# Dinosaur Mummy found



## AngieM2 (May 10, 2002)

http://abcnews.go.com/Video/playerIndex?id=3954224&affil=waay

This was on the news last night, and since there was another thread about dinosaur's - I thought the schooler's would find it interesting.

It has skin and tendons, etc.

Angie


----------



## Cheryl in SD (Apr 22, 2005)

Thanks, that is really cool. (quoting my dd)


----------



## zealot (Feb 6, 2006)

It just goes to show that these critters aren't 65 million years old, like the evolutionists say.


----------



## Guest (Dec 9, 2007)

zealot said:


> It just goes to show that these critters aren't 65 million years old, like the evolutionists say.


 One must admit, it's hard to believe that skin and tendons could survive for millions of years.


----------



## Key (Apr 2, 2005)

Thanks for sharing!


----------



## chickenista (Mar 24, 2007)

zealot said:


> It just goes to show that these critters aren't 65 million years old, like the evolutionists say.


Not a mummy like an Egyptian with wrappings etc....
but fossilized in such a way as to preserve the skin, tendons etc...
Similar in nature to the bogmen "mummies" that were preserved by the heavy muds etc.. with their skin and hair and clothing..

no, not dinosaurs wrapped up by man...


----------



## zealot (Feb 6, 2006)

That's not what I meant.

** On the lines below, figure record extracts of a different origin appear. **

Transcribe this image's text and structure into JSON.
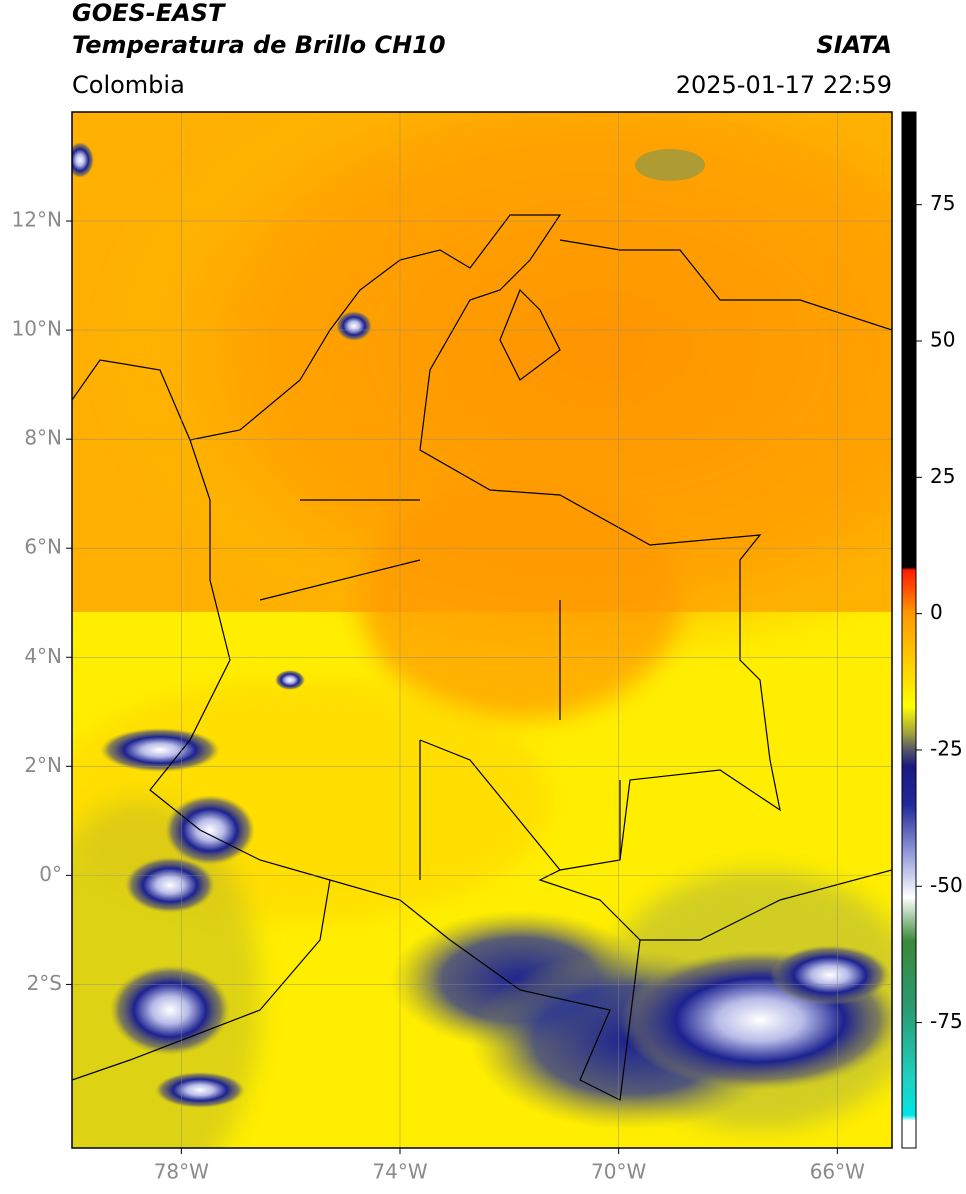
{
  "header": {
    "title_line1": "GOES-EAST",
    "title_line2": "Temperatura de Brillo CH10",
    "source": "SIATA",
    "region": "Colombia",
    "datetime": "2025-01-17 22:59"
  },
  "map": {
    "xlim": [
      -80,
      -65
    ],
    "ylim": [
      -5,
      14
    ],
    "xticks": [
      {
        "value": -78,
        "label": "78°W"
      },
      {
        "value": -74,
        "label": "74°W"
      },
      {
        "value": -70,
        "label": "70°W"
      },
      {
        "value": -66,
        "label": "66°W"
      }
    ],
    "yticks": [
      {
        "value": 12,
        "label": "12°N"
      },
      {
        "value": 10,
        "label": "10°N"
      },
      {
        "value": 8,
        "label": "8°N"
      },
      {
        "value": 6,
        "label": "6°N"
      },
      {
        "value": 4,
        "label": "4°N"
      },
      {
        "value": 2,
        "label": "2°N"
      },
      {
        "value": 0,
        "label": "0°"
      },
      {
        "value": -2,
        "label": "2°S"
      }
    ],
    "grid": true
  },
  "colorbar": {
    "lim": [
      -98,
      92
    ],
    "ticks": [
      75,
      50,
      25,
      0,
      -25,
      -50,
      -75
    ],
    "stops": [
      {
        "value": 92,
        "color": "#000000"
      },
      {
        "value": 8.5,
        "color": "#000000"
      },
      {
        "value": 8,
        "color": "#ff1a00"
      },
      {
        "value": 0,
        "color": "#ff9900"
      },
      {
        "value": -12,
        "color": "#ffe000"
      },
      {
        "value": -17,
        "color": "#ffff00"
      },
      {
        "value": -22,
        "color": "#a0a040"
      },
      {
        "value": -25,
        "color": "#555566"
      },
      {
        "value": -28,
        "color": "#1a1a80"
      },
      {
        "value": -35,
        "color": "#202a9a"
      },
      {
        "value": -45,
        "color": "#a0a8e0"
      },
      {
        "value": -52,
        "color": "#ffffff"
      },
      {
        "value": -60,
        "color": "#3a8a3a"
      },
      {
        "value": -72,
        "color": "#2a9a70"
      },
      {
        "value": -85,
        "color": "#20d0c0"
      },
      {
        "value": -92,
        "color": "#00e5e5"
      },
      {
        "value": -93,
        "color": "#ffffff"
      },
      {
        "value": -98,
        "color": "#ffffff"
      }
    ]
  }
}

I simply was saying that soft tissues don't last like that for millions of years.


----------



## TwoAcresAndAGoat (Jul 19, 2003)

Mummy is a poor word choice for the fossil found.

While they call it a mummy, the 1999 North Dakota dinosaur find is not really a mummy preserved like King Tut was. The dinosaur body has been fossilized into stone.

Soft parts of dead animals normally decompose rapidly after death. Because of chemical conditions where this animal died, fossilization -- replacement of tissues by minerals -- took place faster than the decomposition, leaving mineralized portions of the tissue.

http://dsc.discovery.com/news/2007/12/03/dinosaur-mummy-run.html?dcitc=w19-506-ak-0003


----------



## hillsidedigger (Sep 19, 2006)

Its just goes to show that under the right conditions skin and tendons might be preserved for 65 million years or more.


----------



## DaleK (Sep 23, 2004)

hillsidedigger said:


> Its just goes to show that under the right conditions skin and tendons might be preserved for 65 million years or more.


Thought Keith Richards was already proof of that?


----------



## Oggie (May 29, 2003)

hillsidedigger said:


> Its just goes to show that under the right conditions skin and tendons might be preserved for 65 million years or more.


Wouldn't that be the imprint or form of such tissue and not the actual tissues themselves?


----------



## Ernie (Jul 22, 2007)

Think of it like petrified wood. The cellulose and lignin is replaced by hard insoluble minerals and the whole thing turns to stone. 

However, this find proves nothing in any argument. It's just an interesting specimen. For either side of the debate to use it is flimsy science at best.


----------